A lista de potenciais problemas já está gigante e ainda nem falamos sobre as questões que afetam diretamente nosso bolso: aumento da conta de luz, da conta de água, contratar um plano de internet melhor, comprar mobiliário adequado ou sofrer com as consequências da falta de ergonomia… O computador vai ser fornecido pela empresa? E o celular? Ao menos vão reembolsar o plano? Vamos ter ajuda com aluguel/prestação? Os banqueiros irão economizar todos esses custos, transferindo-os para cada bancário e bancária, então não é correto que sejamos reembolsados? Ainda por cima, já há juiz advogando pelos banqueiros e dizendo que se os funcionários estão em trabalho remoto, não devem receber vale-refeição, como se a gente deixasse de almoçar ao deixar de frequentar um escritório diariamente.

E as outras questões legais, como acidentes de trabalho, como ficarão? Se estivermos de licença médica, será que nossos/as chefes não nos pressionarão para enviar apenas um e-mail, preencher apenas uma planilha? Ou mesmo que soframos pressão externa, será que não nos cobraremos para fazer isso e não deixar para depois? E hora extra, vão oficializar o não pagamento desta?
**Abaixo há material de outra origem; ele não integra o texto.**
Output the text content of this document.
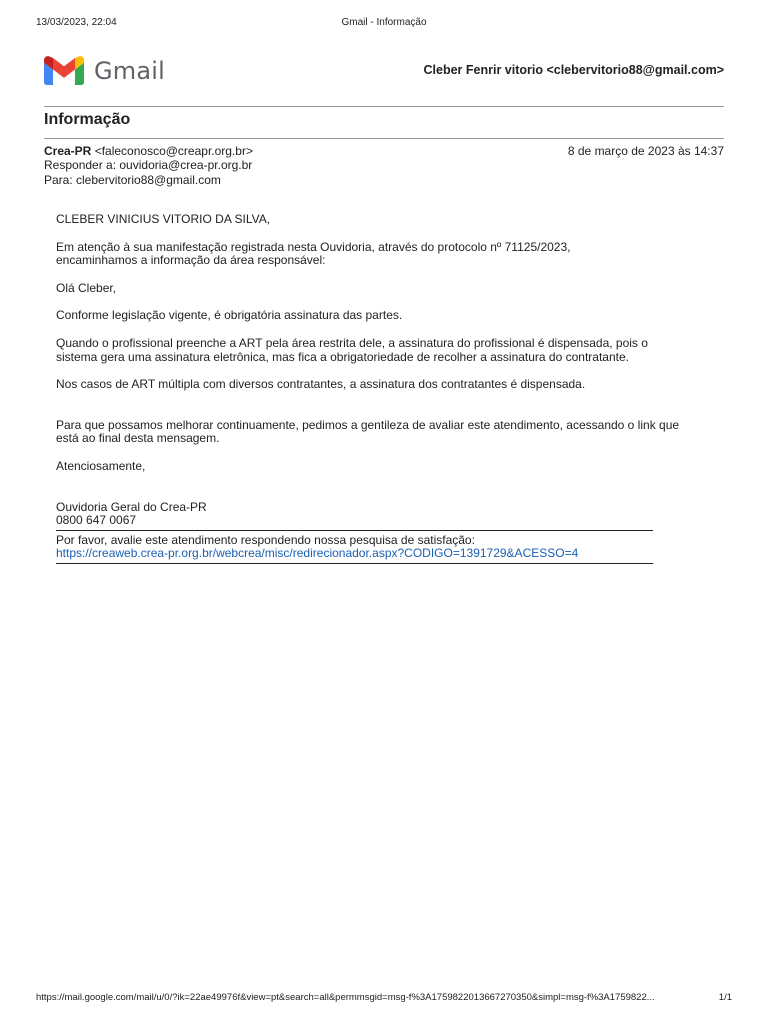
13/03/2023, 22:04	Gmail - Informação
Gmail	Cleber Fenrir vitorio <clebervitorio88@gmail.com>
Informação
Crea-PR <faleconosco@creapr.org.br>
Responder a: ouvidoria@crea-pr.org.br
Para: clebervitorio88@gmail.com
8 de março de 2023 às 14:37

CLEBER VINICIUS VITORIO DA SILVA,

Em atenção à sua manifestação registrada nesta Ouvidoria, através do protocolo nº 71125/2023,

encaminhamos a informação da área responsável:

Olá Cleber,

Conforme legislação vigente, é obrigatória assinatura das partes.

Quando o profissional preenche a ART pela área restrita dele, a assinatura do profissional é dispensada, pois o

sistema gera uma assinatura eletrônica, mas fica a obrigatoriedade de recolher a assinatura do contratante.

Nos casos de ART múltipla com diversos contratantes, a assinatura dos contratantes é dispensada.

Para que possamos melhorar continuamente, pedimos a gentileza de avaliar este atendimento, acessando o link que

está ao final desta mensagem.

Atenciosamente,

Ouvidoria Geral do Crea-PR

0800 647 0067

Por favor, avalie este atendimento respondendo nossa pesquisa de satisfação:

https://creaweb.crea-pr.org.br/webcrea/misc/redirecionador.aspx?CODIGO=1391729&ACESSO=4

https://mail.google.com/mail/u/0/?ik=22ae49976f&view=pt&search=all&permmsgid=msg-f%3A1759822013667270350&simpl=msg-f%3A1759822...	1/1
Em decorrência da ampliação dessa modalidade de trabalho, haverá também um impacto para outros trabalhadores e trabalhadoras que prestam serviços às instituições financeiras. Se haverá menos gente nos escritórios, haverá também uma redução no quadro de terceirizados, com a extinção de muitos postos de trabalho. Auxiliares de limpeza, funcionários de manutenção, copeiras, telefonistas, seguranças, garagistas, zeladores… A lista é grande, pessoas hoje subempregadas, que ganham pouco mais de um salário mínimo, passarão para as estatísticas de desempregados.

A implementação e ampliação do trabalho remoto é uma questão de grande complexidade, trará impacto financeiro e pode ter graves consequências para nossa saúde física e mental. Enquanto a pandemia durar, o trabalho remoto é fundamental para preservar nossa saúde, de nossos entes queridos e contribuir com o isolamento social, reduzindo a disseminação do vírus em toda sociedade. No entanto, quando a pandemia acabar, não devemos permitir que nos enfiem o trabalho remoto goela abaixo. E agora não podemos permitir que nossas entidades representativas negociem esse tema como se fosse algo dado, como se fosse ocorrer de qualquer forma. É preciso haver debate, precisamos nos conscientizar sobre todas as implicações dessa modalidade de trabalho para nós, bancários e bancárias, e para as demais categorias envolvidas: os terceirizados que certamente perderão seus empregos. Se acharmos coletivamente que isso deve ser implementado, deverá ser da forma que for melhor para a gente! Se não foi algo conquistado por meio da nossa luta, dificilmente nos favorecerá. Nenhum banqueiro está preocupado com o bem-estar de seus funcionários e funcionárias.

Estejamos atentos e atentas!

Não podemos permitir que ninguém negocie algo que nos afeta sem a nossa participação!

Este artigo está ilustrado com obras de Arthur Segal (1875-1944).